7. Status of the hypothesis

The levels must be separated.

Material level. Analog, photonic, neuromorphic, and mixed-signal research already exists. It is motivated by energy, speed, latency, and integration with the physical world.

PT level. The discrete-continuous reading is central: the discrete is a persistence point of the constrained continuum. The role of p = 2, the q⁺/q⁻ bifurcation, attractors, and stable points are internal elements of the chain.

Computing level. The idea of attractor-based computing is a conceptual extension. It is coherent with PT and with hardware trends, but it is not yet a complete theory of computation.

Consciousness level. The idea that artificial consciousness requires the discrete-continuous dyad is philosophical and conjectural. It must be presented as such.

This caution does not weaken the hypothesis. It makes it testable, debatable, and improvable.

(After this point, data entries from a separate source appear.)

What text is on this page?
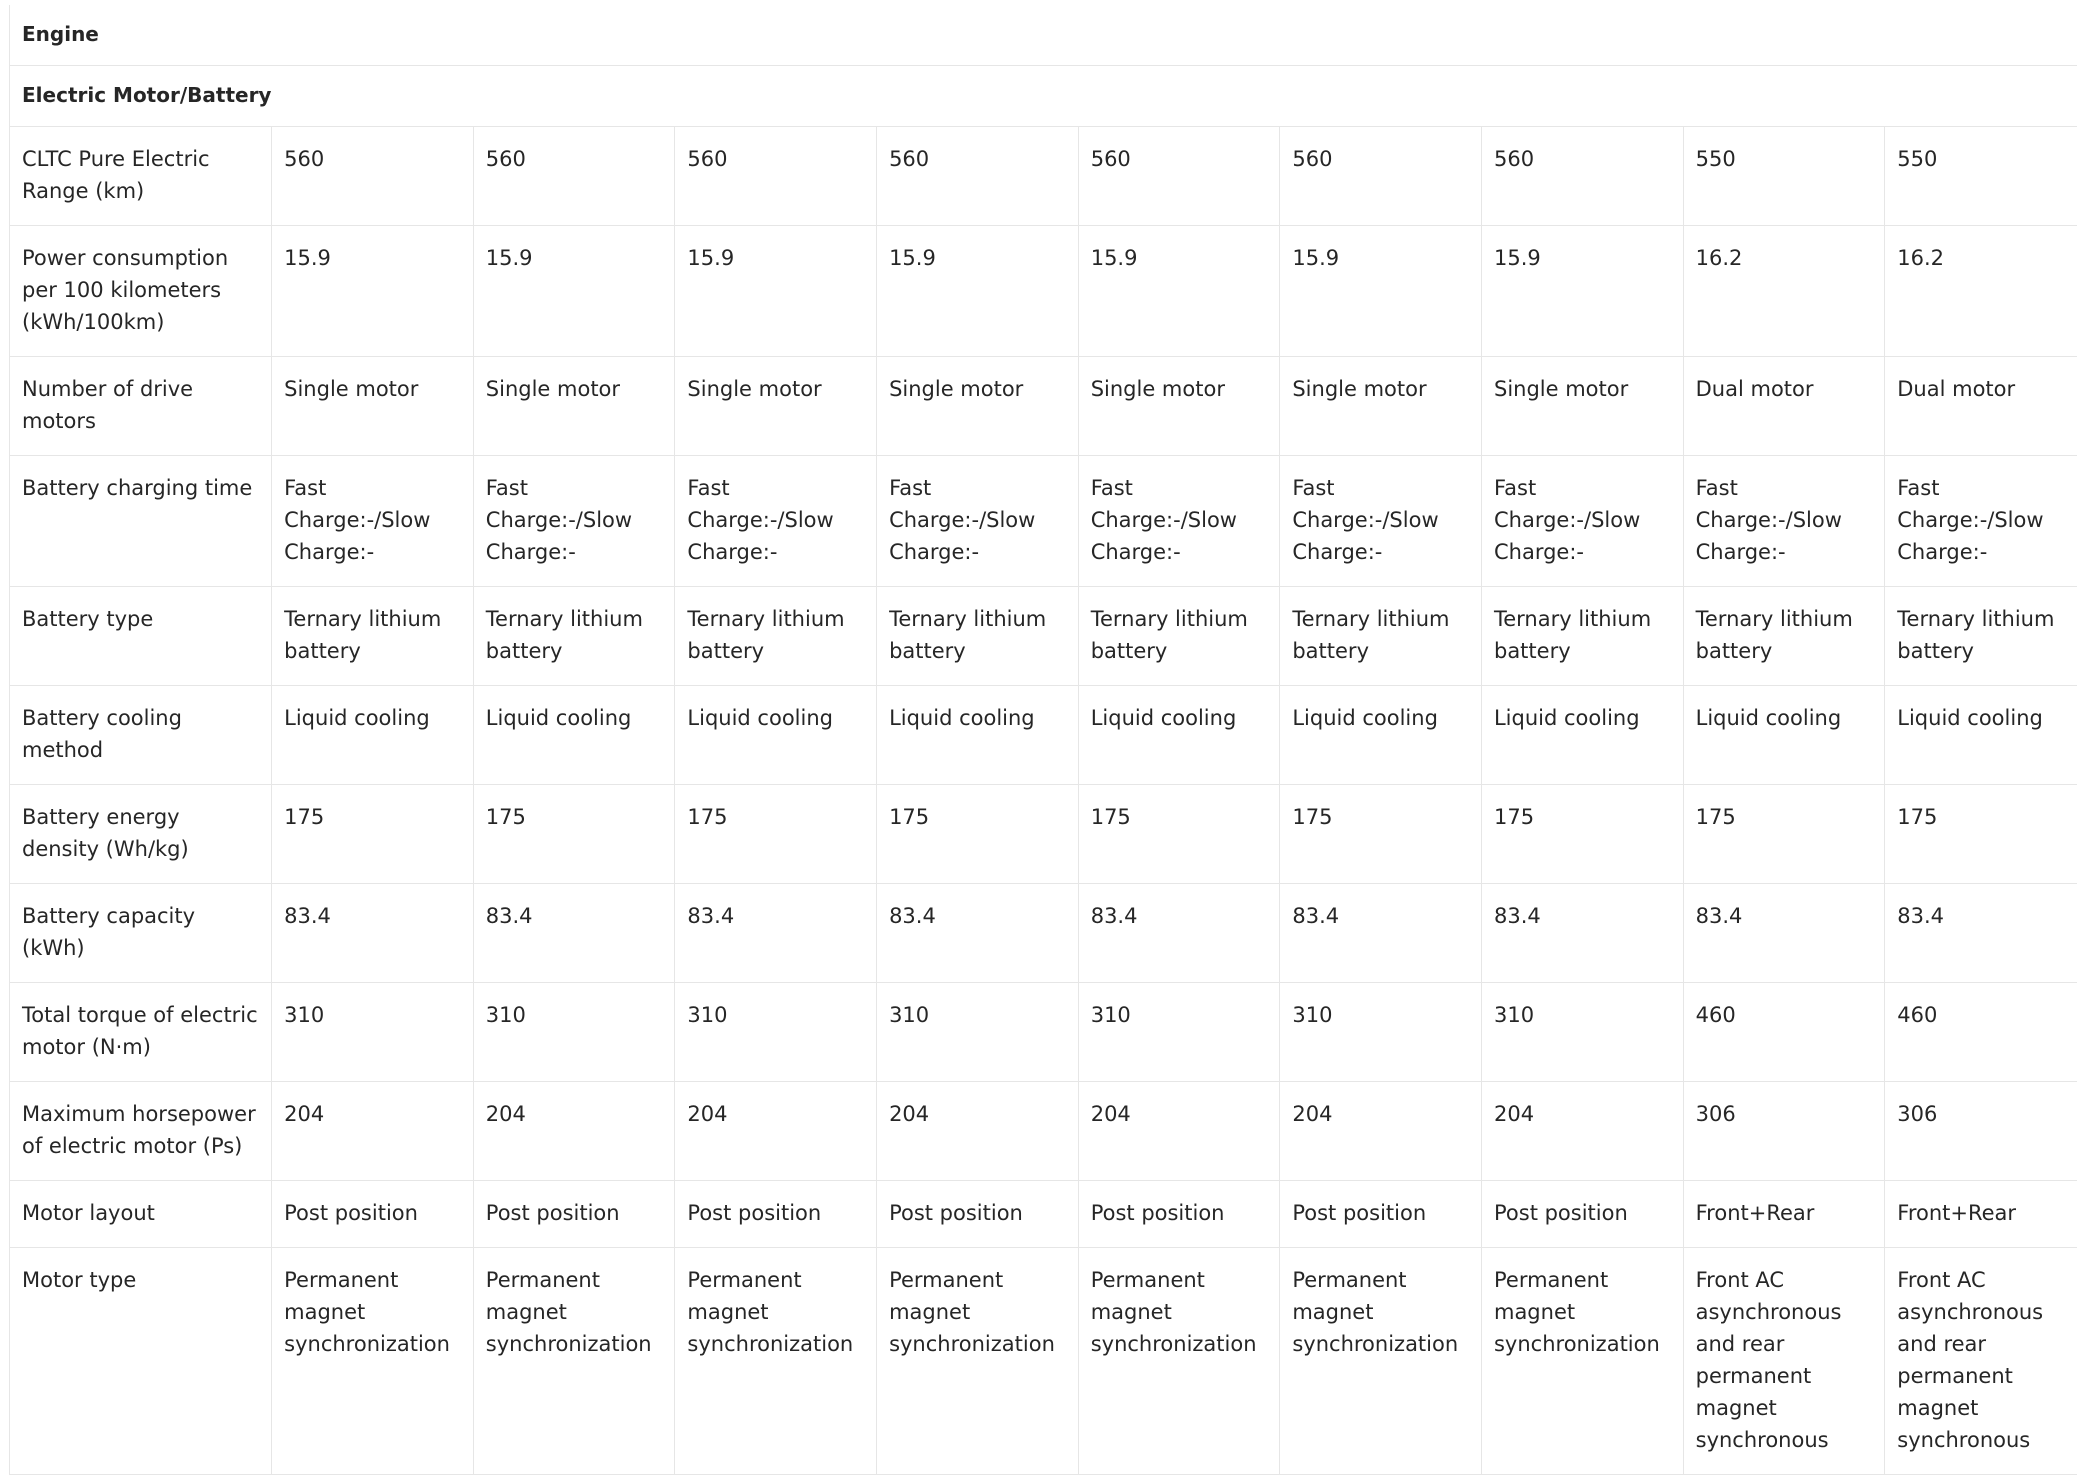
Engine									
Electric Motor/Battery									
CLTC Pure Electric Range (km)	560	560	560	560	560	560	560	550	550
Power consumption per 100 kilometers (kWh/100km)	15.9	15.9	15.9	15.9	15.9	15.9	15.9	16.2	16.2
Number of drive motors	Single motor	Single motor	Single motor	Single motor	Single motor	Single motor	Single motor	Dual motor	Dual motor
Battery charging time	Fast Charge:-/Slow Charge:-	Fast Charge:-/Slow Charge:-	Fast Charge:-/Slow Charge:-	Fast Charge:-/Slow Charge:-	Fast Charge:-/Slow Charge:-	Fast Charge:-/Slow Charge:-	Fast Charge:-/Slow Charge:-	Fast Charge:-/Slow Charge:-	Fast Charge:-/Slow Charge:-
Battery type	Ternary lithium battery	Ternary lithium battery	Ternary lithium battery	Ternary lithium battery	Ternary lithium battery	Ternary lithium battery	Ternary lithium battery	Ternary lithium battery	Ternary lithium battery
Battery cooling method	Liquid cooling	Liquid cooling	Liquid cooling	Liquid cooling	Liquid cooling	Liquid cooling	Liquid cooling	Liquid cooling	Liquid cooling
Battery energy density (Wh/kg)	175	175	175	175	175	175	175	175	175
Battery capacity (kWh)	83.4	83.4	83.4	83.4	83.4	83.4	83.4	83.4	83.4
Total torque of electric motor (N·m)	310	310	310	310	310	310	310	460	460
Maximum horsepower of electric motor (Ps)	204	204	204	204	204	204	204	306	306
Motor layout	Post position	Post position	Post position	Post position	Post position	Post position	Post position	Front+Rear	Front+Rear
Motor type	Permanent magnet synchronization	Permanent magnet synchronization	Permanent magnet synchronization	Permanent magnet synchronization	Permanent magnet synchronization	Permanent magnet synchronization	Permanent magnet synchronization	Front AC asynchronous and rear permanent magnet synchronous	Front AC asynchronous and rear permanent magnet synchronous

8. Conclusion: the post-binary

We are probably not moving toward computing without bits. We are moving toward computing where the bit changes status.

The bit would no longer be the ultimate atom of computation, but the readable form taken by a deeper process when it stabilizes. Computation would no longer only be the art of transforming symbols, but the art of making stable forms appear inside a constrained continuum.

From this perspective, analog, photonic, neuromorphic, and mixed-signal chips are not merely technical optimizations. They are the first signs of a deeper shift:

computation returning to its physical substrate.

And perhaps, one day, toward machines that will not merely produce states, but become able to observe the way their own states persist.